TRAIL OF TERROR
BLOODY CHRISTMAS: 'SPECTACULAR ATTACK' ALERT
'They've been waiting for the big one'
Another coordinated terror attack using jetliners, reminiscent of 9/11, could be in the works, according to an airport-security source cited by a London paper.
“We’ve been told that five planes are being targeted in a high-profile hit before Christmas,” the source said, according to the Express newspaper of London.
“They’ve been waiting for the big one.”
Many of the security precautions facing airline passengers worldwide were implemented after four jetliners were hijacked on Sept. 11, 2001, killing nearly 3,000 people in the U.S.
The new threat was reported in an Express story about whether those who leave Britain to fight with jihadists abroad should be allowed to return.
Moderator Ian Collins talked about the issue with Douglas Murray of the Henry Jackson Society and radical British Muslims cleric Anjem Choudary.
Murray said the home-grown jihadists should be dealt with in the nation’s justice system. Choudary insisted they haven’t committed any crimes, and charging them would be “the cause of further radicalization in this country … pushing people into the arms of the Islamic State.”
See the discussion:
The Express report said concern has risen so high over threats against U.K. assets that officials have considered an outright ban on all hand luggage.
The security sources were not identified by the newspaper.
The report said mobile phones and electronics on flights still could be banned as British officials conclude a terror strike is “almost inevitable.”
The unidentified airport security official said: “We have many scares but this one nearly got hand baggage pulled from all airlines. The threat is still alive and real.”
The Express said authorities have been aware of the plot for several weeks. It is believed to involve Islamic jihadists smuggling bombs on to planes bound for major European destinations before Christmas.
There’s no quick solution, the report said.
“There is paralysis because of the difficulty of banning hand luggage which is one of the strongest weapons we have against the new threats,” the report said, “All electronics may be banned from hand luggage and placed in the hold, that has been considered; and there has been behavior analysis training at airports but while it’s effective, it’s difficult to roll out quickly and is not a sufficient safety net.”
The report said the bull’s-eye apparently is on Europe, because the U.S. has improved its security over the summer while the U.K. has not.
All types of perpetrators are being considered, the source said, from insiders – Westerners who have converted and now are pursuing a terror agenda – to sleeper cells of al-Qaida adherents secretly embedded in Western societies.
The report said evidence indicates the threat is growing.
For example, it said David Drugeon, 24, a trusted al-Qaida bombmaker, recently was killed in Syria.
He was part of the Khorasan group, an offshoot of al-Qaida, and was said to be targeting U.S. and U.K. airlines with non-metallic explosive devices, which could be concealed in mobile phones, computers and printer cartridges.
Sally Leivesley, a terrorism expert, told the Express there appear to have been “dry runs” already in which terrorists have tested security procedures.

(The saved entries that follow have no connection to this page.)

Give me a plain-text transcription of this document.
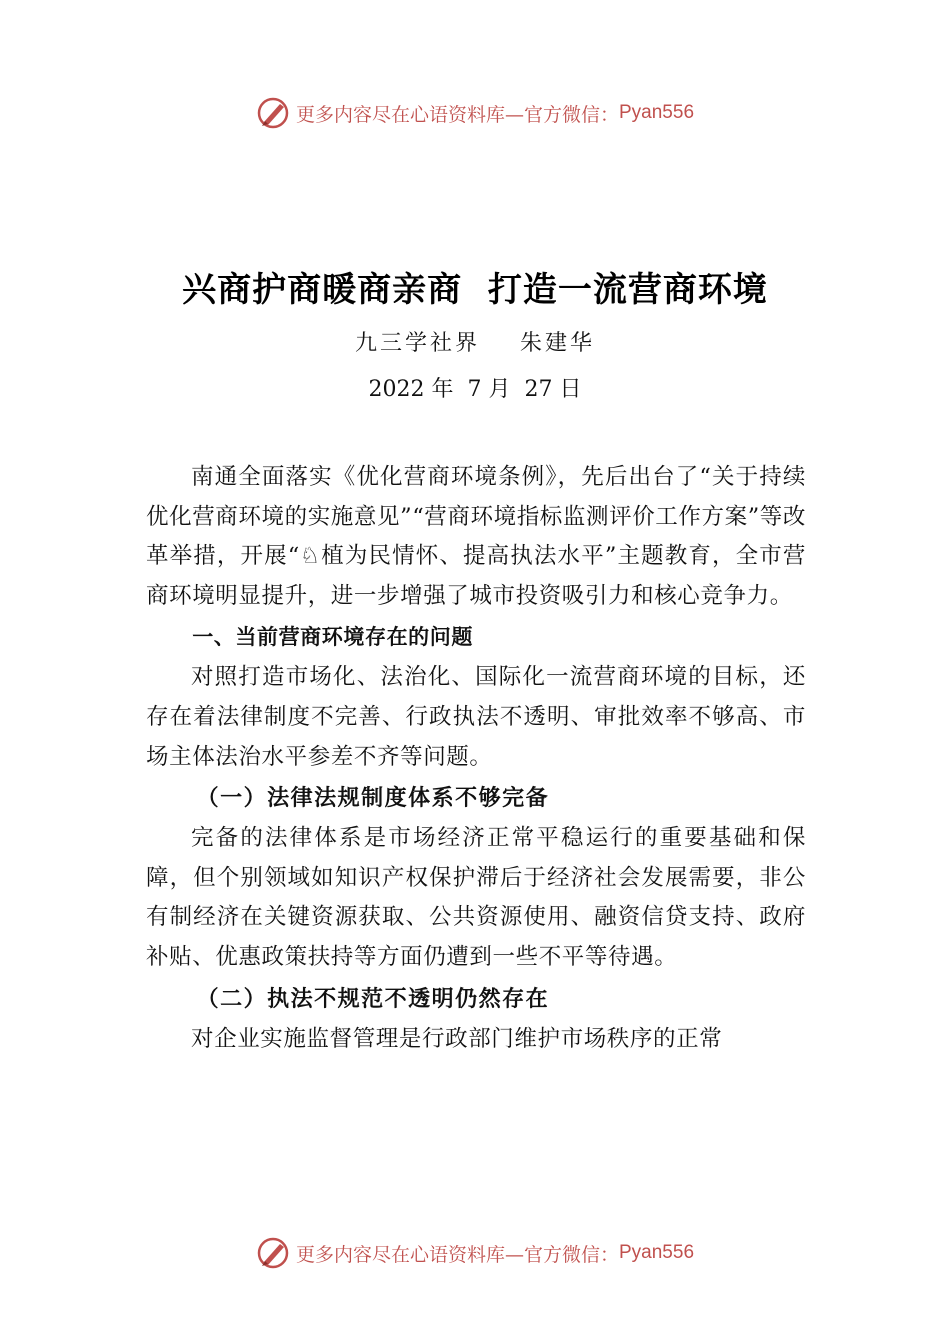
更多内容尽在心语资料库—官方微信： Pyan556
兴商护商暖商亲商  打造一流营商环境
九三学社界    朱建华
2022 年  7 月  27 日

南通全面落实《优化营商环境条例》，先后出台了“关于持续优化营商环境的实施意见”“营商环境指标监测评价工作方案”等改革举措，开展“♘植为民情怀、提高执法水平”主题教育，全市营商环境明显提升，进一步增强了城市投资吸引力和核心竞争力。

一、当前营商环境存在的问题

对照打造市场化、法治化、国际化一流营商环境的目标，还存在着法律制度不完善、行政执法不透明、审批效率不够高、市场主体法治水平参差不齐等问题。

（一）法律法规制度体系不够完备

完备的法律体系是市场经济正常平稳运行的重要基础和保障，但个别领域如知识产权保护滞后于经济社会发展需要，非公有制经济在关键资源获取、公共资源使用、融资信贷支持、政府补贴、优惠政策扶持等方面仍遭到一些不平等待遇。

（二）执法不规范不透明仍然存在

对企业实施监督管理是行政部门维护市场秩序的正常

更多内容尽在心语资料库—官方微信： Pyan556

The onetime British Home Office risk adviser also warned “terrorists are now more likely to be ‘white, blond and blue eyed’ who are radicalized in as little as five weeks.”
Operation Bojinka
The idea of using jetliners not only recalls the Sept. 11 attack but the Bojinka plot in 1995 to blow up a dozen American airliners over the Pacific.
Operation Bojinka allegedly was organized by Ramzi Yousef, Abdul Hakim Murad and Wali Khan Amin Shah Shah. It was in January of 1995 when Yousef’s Manila apartment caught fire, weeks before the plan was to be implemented.
The Bojinka trial ran from May 29 to Sept. 5, 1996, the period Clinton adviser Dick Morris has aptly called “the terror summer of 1996.”
A fellow prisoner seeking a reduced sentence, told authorities Yousef disclosed the plot to him.
On July 2, a week after the truck bombing of Khobar Towers in Saudi Arabia killed 19 American Air Force personnel, Yousef assigned responsibility to al-Qaida’s Osama bin Laden, with whom he was then collaborating, the source said.
The source said Yousef was originally sent on the mission to check out security measures. As July 17 approached, Yousef was warning friends not to fly on TWA or American Airlines on the morning of July 18, the source said.
WND columnist Jack Cashill has written extensively about the case. He reported after the TWA Flight 800 disaster, July 17, 1996, “Yousef called 9/11 mastermind Khalid Shaikh Mohammed that night, saying, ‘What had to be done has been done, TWA 800′ (last two words unintelligible).”
Cashill said he had two separate sources within the NSA confirm that Yousef made the call in his native Baluchi language.